64 reg's * 512 threads = 32K - The maximum available to a single block.
So I suggest the # of available "code" reg's to a block = cudaDeviceProp::regsPerBlock - blockDim i.e. The kernel doesn't have access to all 32K registers.
The compiler currently limits the # of reg's per thread to 63, (or they spill over to lmem). I suspect this 63, is a HW addressing limitation.
So it looks like I'm running out of register space.
I'm not finding much useful info on PTX info --ptxas-options=-v
I found a 2008 NVCC pdf that has a small blurb, but no details.
1) What is 64 bytes cmem[0], 12 bytes cmem[16] mean? I gather it refers to constant memory. I don't use any constant mem in the code, so this must come from the compiler. (What goes into RO mem?)
2) What does 49152+0 bytes smem mean?
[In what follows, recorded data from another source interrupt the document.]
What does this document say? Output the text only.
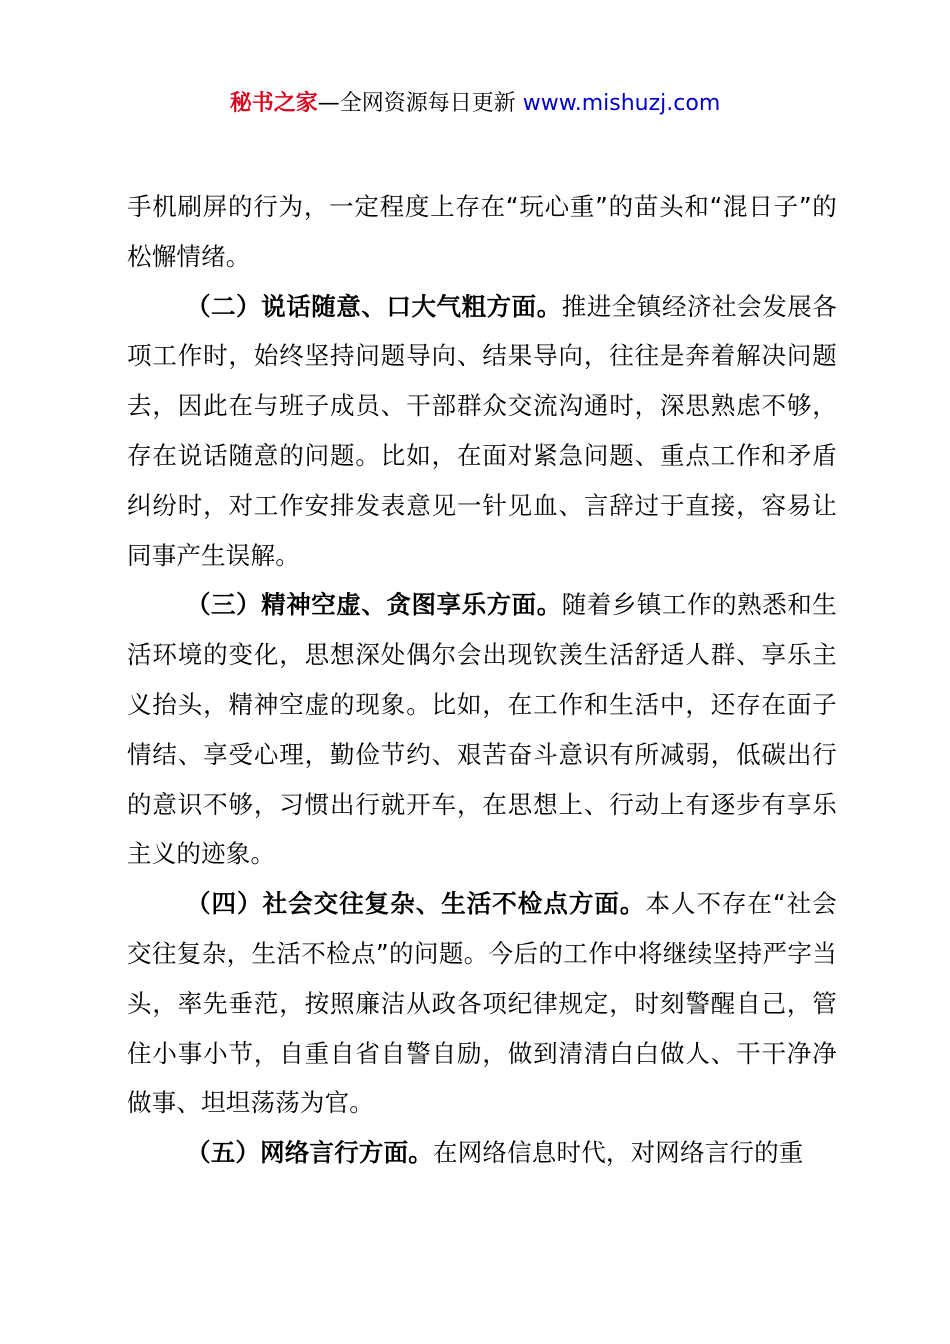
秘书之家—全网资源每日更新 www.mishuzj.com

手机刷屏的行为，一定程度上存在“玩心重”的苗头和“混日子”的松懈情绪。

（二）说话随意、口大气粗方面。推进全镇经济社会发展各项工作时，始终坚持问题导向、结果导向，往往是奔着解决问题去，因此在与班子成员、干部群众交流沟通时，深思熟虑不够，存在说话随意的问题。比如，在面对紧急问题、重点工作和矛盾纠纷时，对工作安排发表意见一针见血、言辞过于直接，容易让同事产生误解。

（三）精神空虚、贪图享乐方面。随着乡镇工作的熟悉和生活环境的变化，思想深处偶尔会出现钦羡生活舒适人群、享乐主义抬头，精神空虚的现象。比如，在工作和生活中，还存在面子情结、享受心理，勤俭节约、艰苦奋斗意识有所减弱，低碳出行的意识不够，习惯出行就开车，在思想上、行动上有逐步有享乐主义的迹象。

（四）社会交往复杂、生活不检点方面。本人不存在“社会交往复杂，生活不检点”的问题。今后的工作中将继续坚持严字当头，率先垂范，按照廉洁从政各项纪律规定，时刻警醒自己，管住小事小节，自重自省自警自励，做到清清白白做人、干干净净做事、坦坦荡荡为官。

（五）网络言行方面。在网络信息时代，对网络言行的重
Yes, it is shared memory, but what do the two #'s mean?
3) Is there a doc that will help me with this? (What is it called?)
4) Where can I find a doc that will explain the *.ptx file? (I'd like to be able to read/understand the cuda assy code.)
cmem is dicussed here. In your case it means 64 bytes are used to pass arguments to kernel and 12 bytes are occupied by compiler-generated constants.
In case of smem, the first number is the amount of data your code request, and the second number (0) indicates how much memory is used for system purposes.
I don't know of any official information regarding verbose ptxas output format. E.g. in "CUDA Occupancy calculator" they simply say to sum the values for smem without any explnations.
There are several PTX docs on nVidia website. The most fundamental is PTX: Parallel Thread Execution ISA Version 3.0.
Please see "Miscellaneous NVCC Usage".
They mention, that the constant bank allocation is profile-specific.
In the PTX guide, they say that apart from 64KB constant memory, they had 10 more banks for constant memory. The driver may allocate and initialize constant buffers in these regions and pass pointers to the buffers as kernel function parameters.
I guess, that profile given for nvcc will take care of which constants go into which memory. Anyway, we don't need to worry if each constant memory cmem[n] is less than 64KB, because each bank is of size 64KB and common to all threads in grid.